Check matching fields in two files

Given these two CSV files:

$ cat file1
1,line1
2,line2
3,line3
4,line4
$ cat file2
1,line3
2,line4
3,line5
4,line6

To print those lines in file2 whose second column occurs also in the first file we can say:

$ awk -F, 'FNR==NR {lines[$2]; next} $2 in lines' file1 file2
1,line3
2,line4

Here, lines[] holds an array that gets populated when reading file1 with the contents of the second field of each line.

Then, the condition $2 in lines checks, for every line in file2, if the 2nd field exists in the array. If so, the condition is True and awk performs its default action, consisting in printing the full line.

If just one field was needed to be printed, then this could be the expression:

$ awk -F, 'FNR==NR {lines[$2]; next} $2 in lines {print $1}' file1 file2
1
2

Print awk variables when reading two files

I hope this example will help everyone to understand how awk internal variables like NR, FNR etc change when awk is processing two files.
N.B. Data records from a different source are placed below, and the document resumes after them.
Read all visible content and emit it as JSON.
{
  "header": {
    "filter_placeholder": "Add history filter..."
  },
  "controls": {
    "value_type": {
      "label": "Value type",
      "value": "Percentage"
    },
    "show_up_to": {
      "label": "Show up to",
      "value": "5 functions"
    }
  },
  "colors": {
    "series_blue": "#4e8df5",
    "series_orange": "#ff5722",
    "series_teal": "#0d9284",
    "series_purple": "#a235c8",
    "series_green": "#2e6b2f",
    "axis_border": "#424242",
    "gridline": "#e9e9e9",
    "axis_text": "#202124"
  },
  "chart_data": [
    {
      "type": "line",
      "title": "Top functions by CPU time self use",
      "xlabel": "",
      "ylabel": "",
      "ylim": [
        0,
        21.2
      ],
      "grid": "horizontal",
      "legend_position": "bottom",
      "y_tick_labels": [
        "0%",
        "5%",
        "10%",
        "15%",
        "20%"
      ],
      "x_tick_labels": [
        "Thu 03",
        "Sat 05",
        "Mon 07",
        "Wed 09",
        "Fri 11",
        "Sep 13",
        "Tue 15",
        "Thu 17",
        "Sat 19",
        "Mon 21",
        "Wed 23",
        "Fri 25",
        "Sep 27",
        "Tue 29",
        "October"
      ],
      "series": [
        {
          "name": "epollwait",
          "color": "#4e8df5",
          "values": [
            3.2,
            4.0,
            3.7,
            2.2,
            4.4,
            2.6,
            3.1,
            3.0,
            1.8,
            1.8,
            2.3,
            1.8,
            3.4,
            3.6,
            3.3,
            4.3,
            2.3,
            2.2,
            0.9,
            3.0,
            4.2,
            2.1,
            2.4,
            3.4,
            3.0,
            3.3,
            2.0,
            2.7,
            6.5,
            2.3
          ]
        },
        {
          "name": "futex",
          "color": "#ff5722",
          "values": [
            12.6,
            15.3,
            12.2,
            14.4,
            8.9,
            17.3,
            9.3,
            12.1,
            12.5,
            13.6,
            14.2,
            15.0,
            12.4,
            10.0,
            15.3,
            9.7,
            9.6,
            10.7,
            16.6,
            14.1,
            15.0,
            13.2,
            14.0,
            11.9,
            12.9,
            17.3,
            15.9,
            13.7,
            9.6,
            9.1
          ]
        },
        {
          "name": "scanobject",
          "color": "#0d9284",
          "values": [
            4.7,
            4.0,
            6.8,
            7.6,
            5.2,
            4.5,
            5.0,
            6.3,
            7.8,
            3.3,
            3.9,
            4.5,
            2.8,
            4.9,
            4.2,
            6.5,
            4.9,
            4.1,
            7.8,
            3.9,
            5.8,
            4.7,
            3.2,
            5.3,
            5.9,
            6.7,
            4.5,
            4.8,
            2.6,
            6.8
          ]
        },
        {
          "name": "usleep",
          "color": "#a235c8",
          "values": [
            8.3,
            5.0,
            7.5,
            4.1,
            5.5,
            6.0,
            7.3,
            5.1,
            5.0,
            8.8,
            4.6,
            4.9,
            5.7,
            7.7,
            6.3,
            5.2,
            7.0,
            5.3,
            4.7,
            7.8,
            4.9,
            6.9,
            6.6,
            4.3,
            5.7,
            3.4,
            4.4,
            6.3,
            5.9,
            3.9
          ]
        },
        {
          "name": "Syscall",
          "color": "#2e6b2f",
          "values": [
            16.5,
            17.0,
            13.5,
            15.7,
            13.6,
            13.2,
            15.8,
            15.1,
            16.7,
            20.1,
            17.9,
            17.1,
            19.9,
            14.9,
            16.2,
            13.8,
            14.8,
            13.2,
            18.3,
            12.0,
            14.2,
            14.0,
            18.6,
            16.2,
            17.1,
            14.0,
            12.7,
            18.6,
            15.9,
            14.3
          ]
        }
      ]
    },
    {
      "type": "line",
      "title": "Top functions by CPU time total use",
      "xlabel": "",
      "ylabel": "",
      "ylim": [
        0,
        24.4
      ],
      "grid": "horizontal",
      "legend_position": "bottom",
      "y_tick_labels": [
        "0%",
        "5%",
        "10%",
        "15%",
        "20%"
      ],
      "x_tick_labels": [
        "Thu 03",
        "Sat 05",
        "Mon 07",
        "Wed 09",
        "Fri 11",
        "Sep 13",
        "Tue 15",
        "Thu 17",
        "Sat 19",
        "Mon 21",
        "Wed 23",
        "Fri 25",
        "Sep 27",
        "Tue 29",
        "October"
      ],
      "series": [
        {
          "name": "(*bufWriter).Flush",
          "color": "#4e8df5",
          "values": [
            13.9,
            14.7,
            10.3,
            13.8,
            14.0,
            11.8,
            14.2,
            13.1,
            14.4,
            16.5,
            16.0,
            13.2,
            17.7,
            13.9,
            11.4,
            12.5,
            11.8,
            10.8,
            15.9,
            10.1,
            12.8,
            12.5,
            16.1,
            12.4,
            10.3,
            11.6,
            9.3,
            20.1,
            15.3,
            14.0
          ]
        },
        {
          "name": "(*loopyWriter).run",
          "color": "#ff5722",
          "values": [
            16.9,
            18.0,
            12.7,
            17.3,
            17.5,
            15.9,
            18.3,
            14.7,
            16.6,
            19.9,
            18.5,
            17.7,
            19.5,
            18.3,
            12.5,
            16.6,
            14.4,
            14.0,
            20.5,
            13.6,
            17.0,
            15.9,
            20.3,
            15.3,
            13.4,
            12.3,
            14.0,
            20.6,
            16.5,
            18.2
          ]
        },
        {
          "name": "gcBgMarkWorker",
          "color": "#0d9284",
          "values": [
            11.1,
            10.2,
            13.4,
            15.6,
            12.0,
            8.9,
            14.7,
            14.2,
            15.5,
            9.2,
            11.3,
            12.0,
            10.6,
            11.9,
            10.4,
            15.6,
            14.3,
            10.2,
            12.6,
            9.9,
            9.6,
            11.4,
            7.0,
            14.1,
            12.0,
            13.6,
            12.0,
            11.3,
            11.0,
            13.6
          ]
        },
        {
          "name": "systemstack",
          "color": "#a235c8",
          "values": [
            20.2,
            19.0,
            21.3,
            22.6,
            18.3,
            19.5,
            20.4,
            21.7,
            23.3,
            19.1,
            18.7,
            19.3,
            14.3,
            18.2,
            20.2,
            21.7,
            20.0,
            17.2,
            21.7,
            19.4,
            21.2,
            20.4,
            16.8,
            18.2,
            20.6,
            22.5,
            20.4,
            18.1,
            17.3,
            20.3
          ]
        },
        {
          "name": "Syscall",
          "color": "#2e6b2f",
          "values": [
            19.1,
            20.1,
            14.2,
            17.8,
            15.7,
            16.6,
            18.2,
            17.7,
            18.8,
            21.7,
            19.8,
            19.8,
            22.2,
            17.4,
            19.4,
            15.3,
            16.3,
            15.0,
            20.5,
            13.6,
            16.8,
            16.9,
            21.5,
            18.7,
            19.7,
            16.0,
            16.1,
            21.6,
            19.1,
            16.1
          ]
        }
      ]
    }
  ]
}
awk '{print "NR:",NR,"FNR:",FNR,"fname:",FILENAME,"Field1:",$1}' file1 file2
NR: 1 FNR: 1 fname: file1 Field1: f1d1
NR: 2 FNR: 2 fname: file1 Field1: f1d5
NR: 3 FNR: 3 fname: file1 Field1: f1d9
NR: 4 FNR: 1 fname: file2 Field1: f2d1
NR: 5 FNR: 2 fname: file2 Field1: f2d5
NR: 6 FNR: 3 fname: file2 Field1: f2d9

Where file1 and file2 look like:

$ cat file1
f1d1 f1d2 f1d3 f1d4

$ cat file2
f2d1 f2d2 f2d3 f2d4

Notice how NR value keeps increasing among all files, while FNR resets on each file. This is why the expression NR==FNR always refer to the first file fed to awk, since only in first file is possible to have NR equal to FNR.